Commentary – Some Verses of Advice on Oil Price
I have never heard an oil executive recite poetry in a board meeting. But that’s not to say it hasn’t happened. Nor does it suggest that wise words can’t come from literature.
Samuel Dodd wasn’t known to be a great bard, but the American oil pioneer has been credited with inking the first poem about life on the rigs. His verses from 1860 speak to the struggle of making money in an always-unpredictable business. Dodd’s eerie words are familiar and any oil company chairman today could lead the board agenda with a few lines like:
The engine stands all idle now,
The heavy auger beats no more,
And must a well of so great cost,
Be given up and wholly lost?
Today’s circumstances have a Doddsian feel; the industry is caught in a price war, a siege battle where wells of so great cost are being given up and wholly lost. Rigs across the continent are idling their engines, pulling up their drill bits, and laying down their masts. Last week 84 more US oil rigs silenced their beat, taking the active oil rig count to 34% below the 2014 highs.
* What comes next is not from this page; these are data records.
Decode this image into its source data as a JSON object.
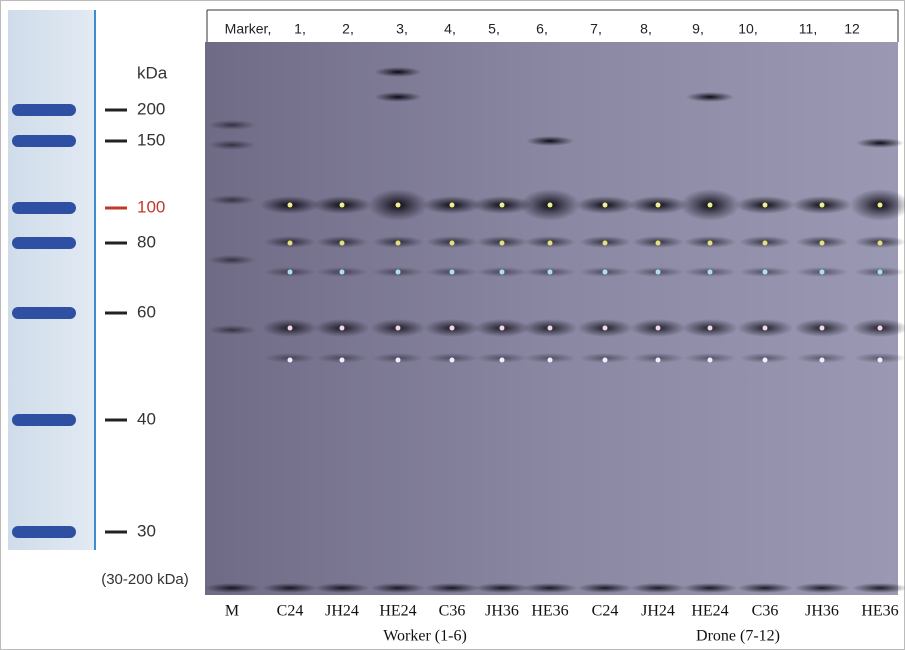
{
  "ladder": {
    "unit": "kDa",
    "labels": [
      "200",
      "150",
      "100",
      "80",
      "60",
      "40",
      "30"
    ],
    "range": "(30-200 kDa)"
  },
  "lane_headers": [
    "Marker,",
    "1,",
    "2,",
    "3,",
    "4,",
    "5,",
    "6,",
    "7,",
    "8,",
    "9,",
    "10,",
    "11,",
    "12"
  ],
  "lane_labels": [
    "M",
    "C24",
    "JH24",
    "HE24",
    "C36",
    "JH36",
    "HE36",
    "C24",
    "JH24",
    "HE24",
    "C36",
    "JH36",
    "HE36"
  ],
  "groups": [
    "Worker (1-6)",
    "Drone (7-12)"
  ]
}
John J. McLaurin, oil historian and author of the classic book, Sketches in Crude Oil, published Dodd’s poem in 1896, during a period of brutal volatility in oil prices; fluctuating from $0.60/B to $1.40/B. McLaurin’s contemporary description of the late 19th century oil business resonates in today’s market: a downturn in demand due to economic slowdown; a surge in global supply; and a handful of powerful competitors vying for lucrative market share. Some people equate the 2014 price crash with 2009. Actually, it’s more reminiscent of the 1890s.
The characters in today’s oil price drama are royal families in the Middle East, entrepreneurs in the United States and oligarchs in Russia. Oil was also a family affair in the late 19th century; the rivals were the Rockefellers, the Rothschilds and the Nobels. The latter two European families were investing in Russian oil production and distribution, while the Rockefellers upheld American interests.
Oil was commercialized in Canada and the US in the late 1850s, but by 1885 the entire North American industry was under siege. Half way around the world, in Tsarist Russia explorers drilled for oil in Baku, around the shores of the Caspian Sea. Some of the finest oil-bearing geology in the world was brought to market.
Sweden’s Ludvig and Robert Nobel backed investment in oil wells, refineries and distribution — allowing Russian oil to reach Europe. And, the Rothschilds of France spent nearly $10 million to complete a railroad from Baku to Batumi on the Black Sea — a supply line that pitted Russian oil against US exports. Within six years of Russia’s oil discoveries, America’s global market share fell from roughly 85% to close to 50%. At the time, the Russians had clear competitive advantages over the US, including prolific production and better access to both European and Asian markets. American wells of “so great cost” were succumbing to competitive pressures during this full-on price war for global market share. But the battle did turn. “Russian competition, the extent and danger of which most people do not begin to appreciate,” noted McLaurin in 1896, “was met and overcome by sheer tenacity and superior generalship.”
The general was Standard Oil’s John D. Rockefeller, a ruthless competitor. In order to compete with the Russians, Standard built a large fleet of tanker ships, brought on chemists to more efficiently refine petroleum products from a barrel of oil, and most importantly lowered all costs in order to win back their lost share from the Russians. McLaurin commentated that, “The Standard Oil Company, unrivalled in its equipment of brains and skill and capital, not merely breasted the storm successfully, but did more than all other agencies combined to avert widespread bankruptcy.”
Much has been written about Rockefeller and his Standard Oil in the intervening years, but this brief anecdote begs the question, “Where is the generalship to fight an oil price war today?” Too often, the opening agenda item in a boardroom is a discussion of when oil prices “are going to turn.” That’s important knowledge, but says little about competing to win the long game of ups and downs.
Not once in Dodd’s ode to the oilfield does he mention that the price of oil was the root of an operator’s problems in tough times. Both Dodd and McLaurin remind us that winners of price wars don’t fight on price. They fight on cost.